Praxisimpulse für GF und Werksleiter

  • Realitätscheck der Karriereseite: Lassen Sie drei Facharbeiter den Text lesen. Wo lachen sie? Dort umschreiben.
  • Konkrete Erwartungen statt Floskeln: „Schichtarbeit, hohe Verantwortung, direkte Kommunikation" statt „große Familie".
  • Herausforderungen benennen: Fachkräftemangel, Investitionsdruck, Digitalisierung: Zeigen Sie, dass Sie die Realität kennen.
  • Authentische Stimmen nutzen: Kurze Zitate von echten Mitarbeitern mit echten Einschränkungen, nicht nur Lob.
  • Onboarding an Employer Branding koppeln: Was Sie versprechen, müssen die ersten 30 Tage bestätigen. Sonst kippt Vertrauen sofort.

Die besten Fachkräfte suchen keinen Seelenfrieden auf der Karriereseite. Sie suchen einen Betrieb, der die Wahrheit sagt und sie ernst nimmt.

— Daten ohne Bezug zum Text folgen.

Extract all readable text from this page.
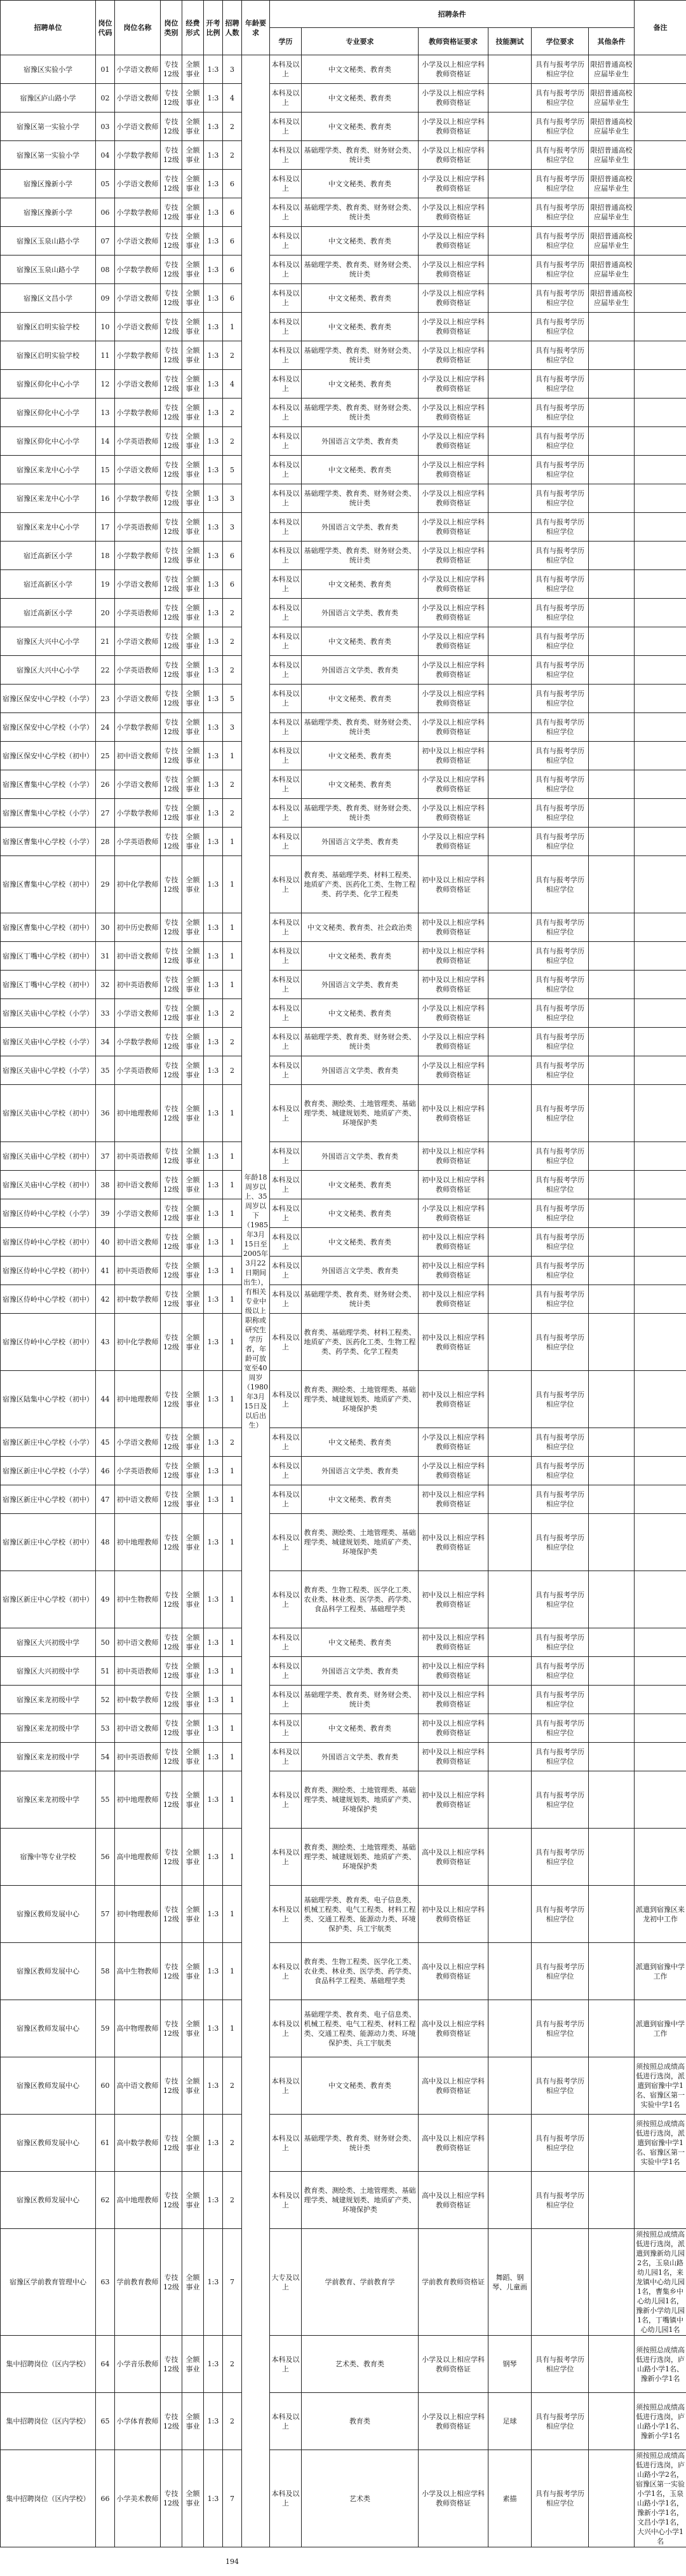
招聘单位	岗位代码	岗位名称	岗位类别	经费形式	开考比例	招聘人数	年龄要求	招聘条件						备注
								学历	专业要求	教师资格证要求	技能测试	学位要求	其他条件	
宿豫区实验小学	01	小学语文教师	专技12级	全额事业	1:3	3	年龄18周岁以上、35周岁以下（1985年3月15日至2005年3月22日期间出生），有相关专业中级以上职称或研究生学历者，年龄可放宽至40周岁（1980年3月15日及以后出生）	本科及以上	中文文秘类、教育类	小学及以上相应学科教师资格证		具有与报考学历相应学位	限招普通高校应届毕业生	
宿豫区庐山路小学	02	小学语文教师	专技12级	全额事业	1:3	4		本科及以上	中文文秘类、教育类	小学及以上相应学科教师资格证		具有与报考学历相应学位	限招普通高校应届毕业生	
宿豫区第一实验小学	03	小学语文教师	专技12级	全额事业	1:3	2		本科及以上	中文文秘类、教育类	小学及以上相应学科教师资格证		具有与报考学历相应学位	限招普通高校应届毕业生	
宿豫区第一实验小学	04	小学数学教师	专技12级	全额事业	1:3	2		本科及以上	基础理学类、教育类、财务财会类、统计类	小学及以上相应学科教师资格证		具有与报考学历相应学位	限招普通高校应届毕业生	
宿豫区豫新小学	05	小学语文教师	专技12级	全额事业	1:3	6		本科及以上	中文文秘类、教育类	小学及以上相应学科教师资格证		具有与报考学历相应学位	限招普通高校应届毕业生	
宿豫区豫新小学	06	小学数学教师	专技12级	全额事业	1:3	6		本科及以上	基础理学类、教育类、财务财会类、统计类	小学及以上相应学科教师资格证		具有与报考学历相应学位	限招普通高校应届毕业生	
宿豫区玉泉山路小学	07	小学语文教师	专技12级	全额事业	1:3	6		本科及以上	中文文秘类、教育类	小学及以上相应学科教师资格证		具有与报考学历相应学位	限招普通高校应届毕业生	
宿豫区玉泉山路小学	08	小学数学教师	专技12级	全额事业	1:3	6		本科及以上	基础理学类、教育类、财务财会类、统计类	小学及以上相应学科教师资格证		具有与报考学历相应学位	限招普通高校应届毕业生	
宿豫区文昌小学	09	小学语文教师	专技12级	全额事业	1:3	6		本科及以上	中文文秘类、教育类	小学及以上相应学科教师资格证		具有与报考学历相应学位	限招普通高校应届毕业生	
宿豫区启明实验学校	10	小学语文教师	专技12级	全额事业	1:3	1		本科及以上	中文文秘类、教育类	小学及以上相应学科教师资格证		具有与报考学历相应学位		
宿豫区启明实验学校	11	小学数学教师	专技12级	全额事业	1:3	2		本科及以上	基础理学类、教育类、财务财会类、统计类	小学及以上相应学科教师资格证		具有与报考学历相应学位		
宿豫区仰化中心小学	12	小学语文教师	专技12级	全额事业	1:3	4		本科及以上	中文文秘类、教育类	小学及以上相应学科教师资格证		具有与报考学历相应学位		
宿豫区仰化中心小学	13	小学数学教师	专技12级	全额事业	1:3	2		本科及以上	基础理学类、教育类、财务财会类、统计类	小学及以上相应学科教师资格证		具有与报考学历相应学位		
宿豫区仰化中心小学	14	小学英语教师	专技12级	全额事业	1:3	2		本科及以上	外国语言文学类、教育类	小学及以上相应学科教师资格证		具有与报考学历相应学位		
宿豫区来龙中心小学	15	小学语文教师	专技12级	全额事业	1:3	5		本科及以上	中文文秘类、教育类	小学及以上相应学科教师资格证		具有与报考学历相应学位		
宿豫区来龙中心小学	16	小学数学教师	专技12级	全额事业	1:3	3		本科及以上	基础理学类、教育类、财务财会类、统计类	小学及以上相应学科教师资格证		具有与报考学历相应学位		
宿豫区来龙中心小学	17	小学英语教师	专技12级	全额事业	1:3	3		本科及以上	外国语言文学类、教育类	小学及以上相应学科教师资格证		具有与报考学历相应学位		
宿迁高新区小学	18	小学数学教师	专技12级	全额事业	1:3	6		本科及以上	基础理学类、教育类、财务财会类、统计类	小学及以上相应学科教师资格证		具有与报考学历相应学位		
宿迁高新区小学	19	小学语文教师	专技12级	全额事业	1:3	6		本科及以上	中文文秘类、教育类	小学及以上相应学科教师资格证		具有与报考学历相应学位		
宿迁高新区小学	20	小学英语教师	专技12级	全额事业	1:3	2		本科及以上	外国语言文学类、教育类	小学及以上相应学科教师资格证		具有与报考学历相应学位		
宿豫区大兴中心小学	21	小学语文教师	专技12级	全额事业	1:3	2		本科及以上	中文文秘类、教育类	小学及以上相应学科教师资格证		具有与报考学历相应学位		
宿豫区大兴中心小学	22	小学英语教师	专技12级	全额事业	1:3	2		本科及以上	外国语言文学类、教育类	小学及以上相应学科教师资格证		具有与报考学历相应学位		
宿豫区保安中心学校（小学）	23	小学语文教师	专技12级	全额事业	1:3	5		本科及以上	中文文秘类、教育类	小学及以上相应学科教师资格证		具有与报考学历相应学位		
宿豫区保安中心学校（小学）	24	小学数学教师	专技12级	全额事业	1:3	3		本科及以上	基础理学类、教育类、财务财会类、统计类	小学及以上相应学科教师资格证		具有与报考学历相应学位		
宿豫区保安中心学校（初中）	25	初中语文教师	专技12级	全额事业	1:3	1		本科及以上	中文文秘类、教育类	初中及以上相应学科教师资格证		具有与报考学历相应学位		
宿豫区曹集中心学校（小学）	26	小学语文教师	专技12级	全额事业	1:3	2		本科及以上	中文文秘类、教育类	小学及以上相应学科教师资格证		具有与报考学历相应学位		
宿豫区曹集中心学校（小学）	27	小学数学教师	专技12级	全额事业	1:3	2		本科及以上	基础理学类、教育类、财务财会类、统计类	小学及以上相应学科教师资格证		具有与报考学历相应学位		
宿豫区曹集中心学校（小学）	28	小学英语教师	专技12级	全额事业	1:3	1		本科及以上	外国语言文学类、教育类	小学及以上相应学科教师资格证		具有与报考学历相应学位		
宿豫区曹集中心学校（初中）	29	初中化学教师	专技12级	全额事业	1:3	1		本科及以上	教育类、基础理学类、材料工程类、地质矿产类、医药化工类、生物工程类、药学类、化学工程类	初中及以上相应学科教师资格证		具有与报考学历相应学位		
宿豫区曹集中心学校（初中）	30	初中历史教师	专技12级	全额事业	1:3	1		本科及以上	中文文秘类、教育类、社会政治类	初中及以上相应学科教师资格证		具有与报考学历相应学位		
宿豫区丁嘴中心学校（初中）	31	初中语文教师	专技12级	全额事业	1:3	1		本科及以上	中文文秘类、教育类	初中及以上相应学科教师资格证		具有与报考学历相应学位		
宿豫区丁嘴中心学校（初中）	32	初中英语教师	专技12级	全额事业	1:3	1		本科及以上	外国语言文学类、教育类	初中及以上相应学科教师资格证		具有与报考学历相应学位		
宿豫区关庙中心学校（小学）	33	小学语文教师	专技12级	全额事业	1:3	2		本科及以上	中文文秘类、教育类	小学及以上相应学科教师资格证		具有与报考学历相应学位		
宿豫区关庙中心学校（小学）	34	小学数学教师	专技12级	全额事业	1:3	2		本科及以上	基础理学类、教育类、财务财会类、统计类	小学及以上相应学科教师资格证		具有与报考学历相应学位		
宿豫区关庙中心学校（小学）	35	小学英语教师	专技12级	全额事业	1:3	2		本科及以上	外国语言文学类、教育类	小学及以上相应学科教师资格证		具有与报考学历相应学位		
宿豫区关庙中心学校（初中）	36	初中地理教师	专技12级	全额事业	1:3	1		本科及以上	教育类、测绘类、土地管理类、基础理学类、城建规划类、地质矿产类、环境保护类	初中及以上相应学科教师资格证		具有与报考学历相应学位		
宿豫区关庙中心学校（初中）	37	初中英语教师	专技12级	全额事业	1:3	1		本科及以上	外国语言文学类、教育类	初中及以上相应学科教师资格证		具有与报考学历相应学位		
宿豫区关庙中心学校（初中）	38	初中语文教师	专技12级	全额事业	1:3	1		本科及以上	中文文秘类、教育类	初中及以上相应学科教师资格证		具有与报考学历相应学位		
宿豫区侍岭中心学校（小学）	39	小学语文教师	专技12级	全额事业	1:3	1		本科及以上	中文文秘类、教育类	小学及以上相应学科教师资格证		具有与报考学历相应学位		
宿豫区侍岭中心学校（初中）	40	初中语文教师	专技12级	全额事业	1:3	1		本科及以上	中文文秘类、教育类	初中及以上相应学科教师资格证		具有与报考学历相应学位		
宿豫区侍岭中心学校（初中）	41	初中英语教师	专技12级	全额事业	1:3	1		本科及以上	外国语言文学类、教育类	初中及以上相应学科教师资格证		具有与报考学历相应学位		
宿豫区侍岭中心学校（初中）	42	初中数学教师	专技12级	全额事业	1:3	1		本科及以上	基础理学类、教育类、财务财会类、统计类	初中及以上相应学科教师资格证		具有与报考学历相应学位		
宿豫区侍岭中心学校（初中）	43	初中化学教师	专技12级	全额事业	1:3	1		本科及以上	教育类、基础理学类、材料工程类、地质矿产类、医药化工类、生物工程类、药学类、化学工程类	初中及以上相应学科教师资格证		具有与报考学历相应学位		
宿豫区陆集中心学校（初中）	44	初中地理教师	专技12级	全额事业	1:3	1		本科及以上	教育类、测绘类、土地管理类、基础理学类、城建规划类、地质矿产类、环境保护类	初中及以上相应学科教师资格证		具有与报考学历相应学位		
宿豫区新庄中心学校（小学）	45	小学语文教师	专技12级	全额事业	1:3	2		本科及以上	中文文秘类、教育类	小学及以上相应学科教师资格证		具有与报考学历相应学位		
宿豫区新庄中心学校（小学）	46	小学英语教师	专技12级	全额事业	1:3	1		本科及以上	外国语言文学类、教育类	小学及以上相应学科教师资格证		具有与报考学历相应学位		
宿豫区新庄中心学校（初中）	47	初中语文教师	专技12级	全额事业	1:3	1		本科及以上	中文文秘类、教育类	初中及以上相应学科教师资格证		具有与报考学历相应学位		
宿豫区新庄中心学校（初中）	48	初中地理教师	专技12级	全额事业	1:3	1		本科及以上	教育类、测绘类、土地管理类、基础理学类、城建规划类、地质矿产类、环境保护类	初中及以上相应学科教师资格证		具有与报考学历相应学位		
宿豫区新庄中心学校（初中）	49	初中生物教师	专技12级	全额事业	1:3	1		本科及以上	教育类、生物工程类、医学化工类、农业类、林业类、医学类、药学类、食品科学工程类、基础理学类	初中及以上相应学科教师资格证		具有与报考学历相应学位		
宿豫区大兴初级中学	50	初中语文教师	专技12级	全额事业	1:3	1		本科及以上	中文文秘类、教育类	初中及以上相应学科教师资格证		具有与报考学历相应学位		
宿豫区大兴初级中学	51	初中英语教师	专技12级	全额事业	1:3	1		本科及以上	外国语言文学类、教育类	初中及以上相应学科教师资格证		具有与报考学历相应学位		
宿豫区来龙初级中学	52	初中数学教师	专技12级	全额事业	1:3	1		本科及以上	基础理学类、教育类、财务财会类、统计类	初中及以上相应学科教师资格证		具有与报考学历相应学位		
宿豫区来龙初级中学	53	初中语文教师	专技12级	全额事业	1:3	1		本科及以上	中文文秘类、教育类	初中及以上相应学科教师资格证		具有与报考学历相应学位		
宿豫区来龙初级中学	54	初中英语教师	专技12级	全额事业	1:3	1		本科及以上	外国语言文学类、教育类	初中及以上相应学科教师资格证		具有与报考学历相应学位		
宿豫区来龙初级中学	55	初中地理教师	专技12级	全额事业	1:3	1		本科及以上	教育类、测绘类、土地管理类、基础理学类、城建规划类、地质矿产类、环境保护类	初中及以上相应学科教师资格证		具有与报考学历相应学位		
宿豫中等专业学校	56	高中地理教师	专技12级	全额事业	1:3	1		本科及以上	教育类、测绘类、土地管理类、基础理学类、城建规划类、地质矿产类、环境保护类	高中及以上相应学科教师资格证		具有与报考学历相应学位		
宿豫区教师发展中心	57	初中物理教师	专技12级	全额事业	1:3	1		本科及以上	基础理学类、教育类、电子信息类、机械工程类、电气工程类、材料工程类、交通工程类、能源动力类、环境保护类、兵工宇航类	初中及以上相应学科教师资格证		具有与报考学历相应学位		派遣到宿豫区来龙初中工作
宿豫区教师发展中心	58	高中生物教师	专技12级	全额事业	1:3	1		本科及以上	教育类、生物工程类、医学化工类、农业类、林业类、医学类、药学类、食品科学工程类、基础理学类	高中及以上相应学科教师资格证		具有与报考学历相应学位		派遣到宿豫中学工作
宿豫区教师发展中心	59	高中物理教师	专技12级	全额事业	1:3	1		本科及以上	基础理学类、教育类、电子信息类、机械工程类、电气工程类、材料工程类、交通工程类、能源动力类、环境保护类、兵工宇航类	高中及以上相应学科教师资格证		具有与报考学历相应学位		派遣到宿豫中学工作
宿豫区教师发展中心	60	高中语文教师	专技12级	全额事业	1:3	2		本科及以上	中文文秘类、教育类	高中及以上相应学科教师资格证		具有与报考学历相应学位		须按照总成绩高低进行选岗，派遣到宿豫中学1名、宿豫区第一实验中学1名
宿豫区教师发展中心	61	高中数学教师	专技12级	全额事业	1:3	2		本科及以上	基础理学类、教育类、财务财会类、统计类	高中及以上相应学科教师资格证		具有与报考学历相应学位		须按照总成绩高低进行选岗，派遣到宿豫中学1名、宿豫区第一实验中学1名
宿豫区教师发展中心	62	高中地理教师	专技12级	全额事业	1:3	2		本科及以上	教育类、测绘类、土地管理类、基础理学类、城建规划类、地质矿产类、环境保护类	高中及以上相应学科教师资格证		具有与报考学历相应学位		
宿豫区学前教育管理中心	63	学前教育教师	专技12级	全额事业	1:3	7		大专及以上	学前教育、学前教育学	学前教育教师资格证	舞蹈、钢琴、儿童画			须按照总成绩高低进行选岗，派遣到豫新幼儿园2名，玉泉山路幼儿园1名，来龙镇中心幼儿园1名，曹集乡中心幼儿园1名，豫新小学幼儿园1名，丁嘴镇中心幼儿园1名
集中招聘岗位（区内学校）	64	小学音乐教师	专技12级	全额事业	1:3	2		本科及以上	艺术类、教育类	小学及以上相应学科教师资格证	钢琴	具有与报考学历相应学位		须按照总成绩高低进行选岗，庐山路小学1名、豫新小学1名
集中招聘岗位（区内学校）	65	小学体育教师	专技12级	全额事业	1:3	2		本科及以上	教育类	小学及以上相应学科教师资格证	足球	具有与报考学历相应学位		须按照总成绩高低进行选岗，庐山路小学1名、豫新小学1名
集中招聘岗位（区内学校）	66	小学美术教师	专技12级	全额事业	1:3	7		本科及以上	艺术类	小学及以上相应学科教师资格证	素描	具有与报考学历相应学位		须按照总成绩高低进行选岗，庐山路小学2名，宿豫区第一实验小学1名，玉泉山路小学1名，豫新小学1名，文昌小学1名，大兴中心小学1名
						194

Ersetzen Sie „große Familie" durch etwas Konkretes: „Direkte Kommunikation, klare Verantwortung, Schichtarbeit mit Planungssicherheit." Das spricht Macher an. Und es hält, was es verspricht.

Schreiben Sie Ihre nächste Stellenanzeige so, als würden Sie einem erfahrenen Kollegen die Stelle erklären. Nicht so, als würden Sie ein HR-Portal bedienen. Der Unterschied ist der Unterschied zwischen Julia und Absage.

Employer Branding ist kein Werbeplakat. Es ist ein Vertrag vor dem Vertrag. Wenn Ihr Vertrag lügt, kündigt der neue Mitarbeiter schneller als der, den Sie nie überzeugt haben. Toxische Positivität ist der schnellste Weg dorthin.

Mut zur Klarheit zahlt sich aus. Betriebe, die ehrlich werben, haben oft weniger, aber bessere Bewerbungen. Und niedrigere Frühkündigungsraten. Die „große Familie" klingt nach Wärme. Für Macher klingt sie nach Grenzenlosigkeit und unklaren Erwartungen.

Ehrliches Employer Branding wirkt nicht schwächer. Es wirkt erwachsener. Und genau das sucht Ihre Zielgruppe im industriellen Mittelstand: Klarheit, Respekt und eine Realität, die zur Werkhalle passt.